O tema será abordado durante a sétima edição do simpósio Land, promovido nos dias 10 e 11 de abril, pelo Laboratório de Pesquisa em Autismo e Neurodesenvolvimento da UNESC, vinculado à Universidade do Extremo Sul Catarinense. Em entrevista ao Jornal da Guarujá nesta sexta-feira (20), a coordenadora do laboratório e organizadora do evento, Cinara Ludvig Gonçalves, destacou a relevância da pauta.
Segundo ela, dados recentes do IBGE apontam que a população autista representa uma parcela significativa da sociedade, acompanhando uma tendência global de aumento na prevalência do autismo.
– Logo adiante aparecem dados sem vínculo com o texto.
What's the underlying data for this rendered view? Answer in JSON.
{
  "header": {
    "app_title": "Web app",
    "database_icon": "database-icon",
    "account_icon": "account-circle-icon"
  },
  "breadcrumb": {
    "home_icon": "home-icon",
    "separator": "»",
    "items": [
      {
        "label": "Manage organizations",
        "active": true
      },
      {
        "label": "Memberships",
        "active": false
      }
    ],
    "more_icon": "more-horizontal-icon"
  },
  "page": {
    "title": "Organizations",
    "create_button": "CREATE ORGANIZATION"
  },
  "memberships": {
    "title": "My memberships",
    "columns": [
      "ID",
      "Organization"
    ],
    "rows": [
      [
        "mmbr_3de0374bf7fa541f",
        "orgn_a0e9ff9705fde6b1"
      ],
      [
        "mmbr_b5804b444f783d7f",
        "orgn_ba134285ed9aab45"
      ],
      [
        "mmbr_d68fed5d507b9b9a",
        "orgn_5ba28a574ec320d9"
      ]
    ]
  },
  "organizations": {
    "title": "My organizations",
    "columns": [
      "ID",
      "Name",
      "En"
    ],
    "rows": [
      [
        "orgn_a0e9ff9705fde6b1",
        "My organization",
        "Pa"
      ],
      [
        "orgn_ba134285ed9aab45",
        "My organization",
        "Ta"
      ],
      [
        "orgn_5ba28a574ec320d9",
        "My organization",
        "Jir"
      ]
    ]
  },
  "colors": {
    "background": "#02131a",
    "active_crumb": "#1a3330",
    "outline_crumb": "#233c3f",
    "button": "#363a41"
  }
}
O evento será realizado em Criciúma, na sede da ACIC. Nesta edição, o simpósio traz como tema central a jornada da pessoa autista para além do diagnóstico, abordando especialmente fases menos discutidas, como a adolescência e a vida adulta.
“Existe um foco muito grande na infância e no diagnóstico precoce, que é fundamental. Mas ainda se fala pouco sobre a transição para a adolescência e para a vida adulta, incluindo temas como sexualidade, inserção no mercado de trabalho e saúde mental”, explicou a coordenadora.
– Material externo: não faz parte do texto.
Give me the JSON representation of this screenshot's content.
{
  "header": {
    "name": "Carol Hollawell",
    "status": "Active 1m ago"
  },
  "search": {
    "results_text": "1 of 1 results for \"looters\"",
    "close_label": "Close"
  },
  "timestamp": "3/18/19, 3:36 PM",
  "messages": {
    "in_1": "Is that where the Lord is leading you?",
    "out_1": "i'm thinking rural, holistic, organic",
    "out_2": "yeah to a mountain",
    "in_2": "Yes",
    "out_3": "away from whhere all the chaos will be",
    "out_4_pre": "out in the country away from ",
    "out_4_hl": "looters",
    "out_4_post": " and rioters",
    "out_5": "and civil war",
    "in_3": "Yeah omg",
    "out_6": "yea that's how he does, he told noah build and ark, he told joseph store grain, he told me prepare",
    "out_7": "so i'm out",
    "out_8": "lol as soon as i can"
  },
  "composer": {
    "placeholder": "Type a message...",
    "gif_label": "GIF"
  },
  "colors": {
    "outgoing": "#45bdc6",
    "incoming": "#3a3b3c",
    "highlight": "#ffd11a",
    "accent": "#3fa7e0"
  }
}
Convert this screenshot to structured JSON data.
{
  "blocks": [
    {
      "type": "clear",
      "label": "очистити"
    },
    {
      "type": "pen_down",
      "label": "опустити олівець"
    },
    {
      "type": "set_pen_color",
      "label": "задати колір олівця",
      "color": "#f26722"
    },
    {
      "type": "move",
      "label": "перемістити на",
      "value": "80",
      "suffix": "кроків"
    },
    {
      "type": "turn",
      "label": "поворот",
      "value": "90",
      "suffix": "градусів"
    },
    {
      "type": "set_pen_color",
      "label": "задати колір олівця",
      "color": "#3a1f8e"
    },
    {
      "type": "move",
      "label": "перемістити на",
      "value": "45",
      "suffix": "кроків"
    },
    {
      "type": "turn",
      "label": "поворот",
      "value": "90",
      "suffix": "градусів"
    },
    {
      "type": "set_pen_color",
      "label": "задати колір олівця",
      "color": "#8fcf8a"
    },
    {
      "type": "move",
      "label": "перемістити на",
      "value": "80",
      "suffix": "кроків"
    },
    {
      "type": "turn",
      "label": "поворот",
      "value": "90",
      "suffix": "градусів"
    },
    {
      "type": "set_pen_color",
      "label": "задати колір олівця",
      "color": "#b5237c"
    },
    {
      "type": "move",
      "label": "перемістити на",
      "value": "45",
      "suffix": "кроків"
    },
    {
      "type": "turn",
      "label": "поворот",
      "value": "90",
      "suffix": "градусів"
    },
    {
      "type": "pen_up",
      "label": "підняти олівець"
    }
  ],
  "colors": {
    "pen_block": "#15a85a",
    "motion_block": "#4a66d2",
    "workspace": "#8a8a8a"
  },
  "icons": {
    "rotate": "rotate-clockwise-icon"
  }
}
A programação contará com palestras ministradas por especialistas como psicólogos, neurologistas e neuropediatras, além de momentos de interação com o público. O evento ocorre em dois dias: na sexta-feira (10), no período noturno, e no sábado (11), com atividades ao longo da manhã e da tarde. Ao final, uma mesa-redonda reunirá pessoas autistas e familiares para discutir experiências e estratégias de inclusão, especialmente no ambiente profissional.
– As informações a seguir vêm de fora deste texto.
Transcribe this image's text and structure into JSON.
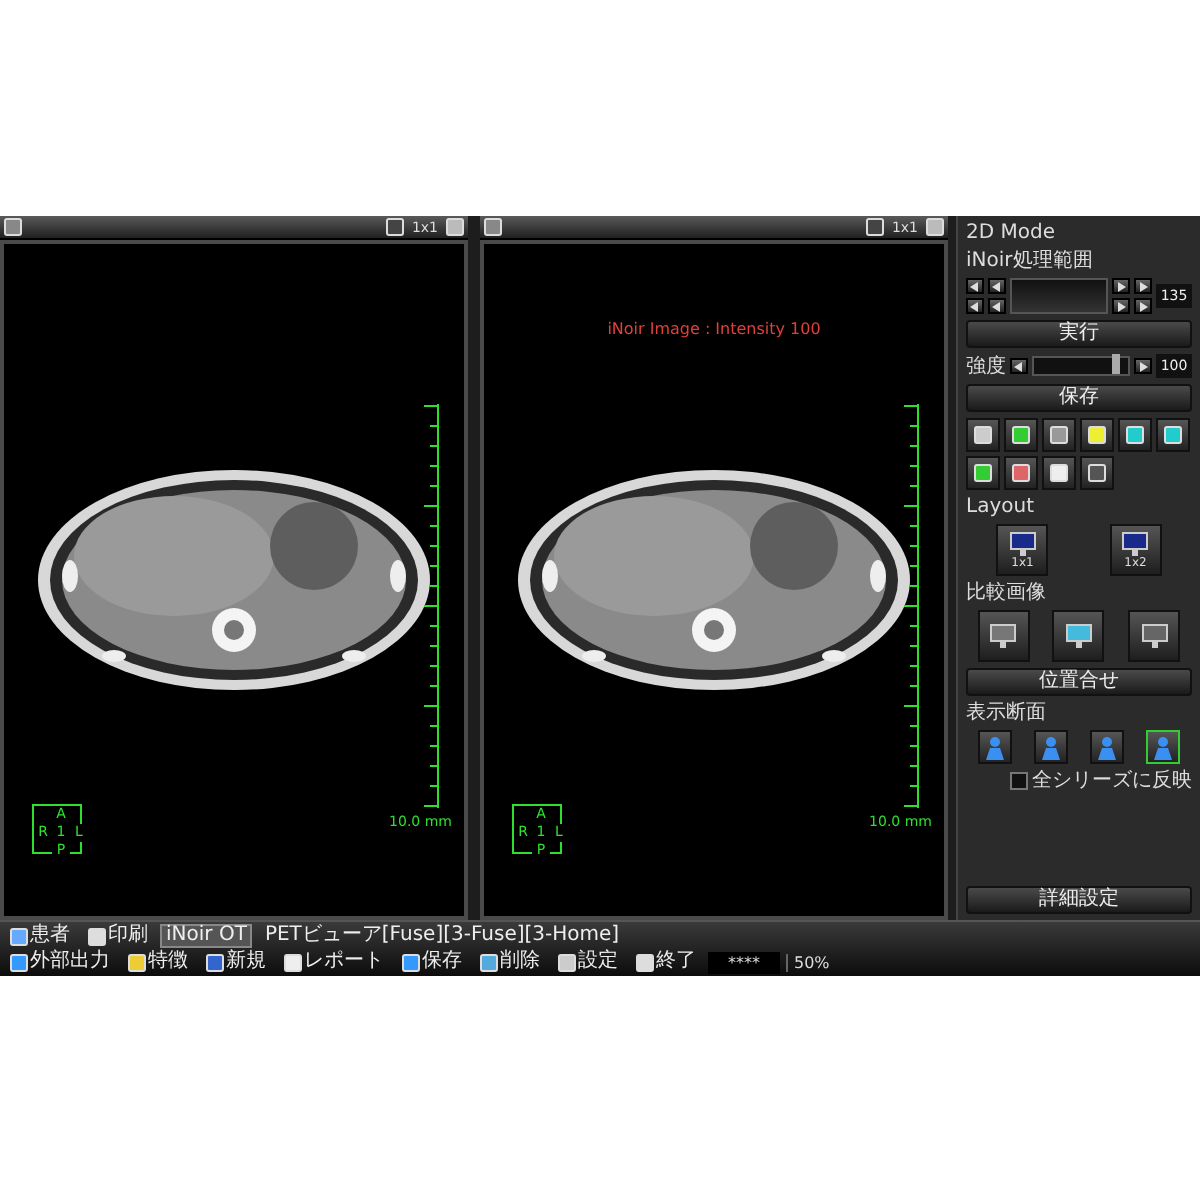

Outro ponto destacado é o papel da família no acompanhamento e desenvolvimento da pessoa com TEA. De acordo com Cinara, a identificação precoce de possíveis sinais é essencial para o início de intervenções. “Existem marcos esperados no desenvolvimento infantil, como fala, interação e comportamento. Quando há atrasos, é importante buscar orientação profissional e iniciar estímulos, mesmo antes de um diagnóstico fechado”, afirmou.
O simpósio é aberto ao público e busca promover um ambiente acessível, com estímulos reduzidos para garantir a participação de pessoas autistas. As inscrições são pagas, com valores diferenciados: R$ 70 para o público geral e R$ 30 para pessoas dentro do espectro. O cadastro deve ser realizado no site oficial do evento.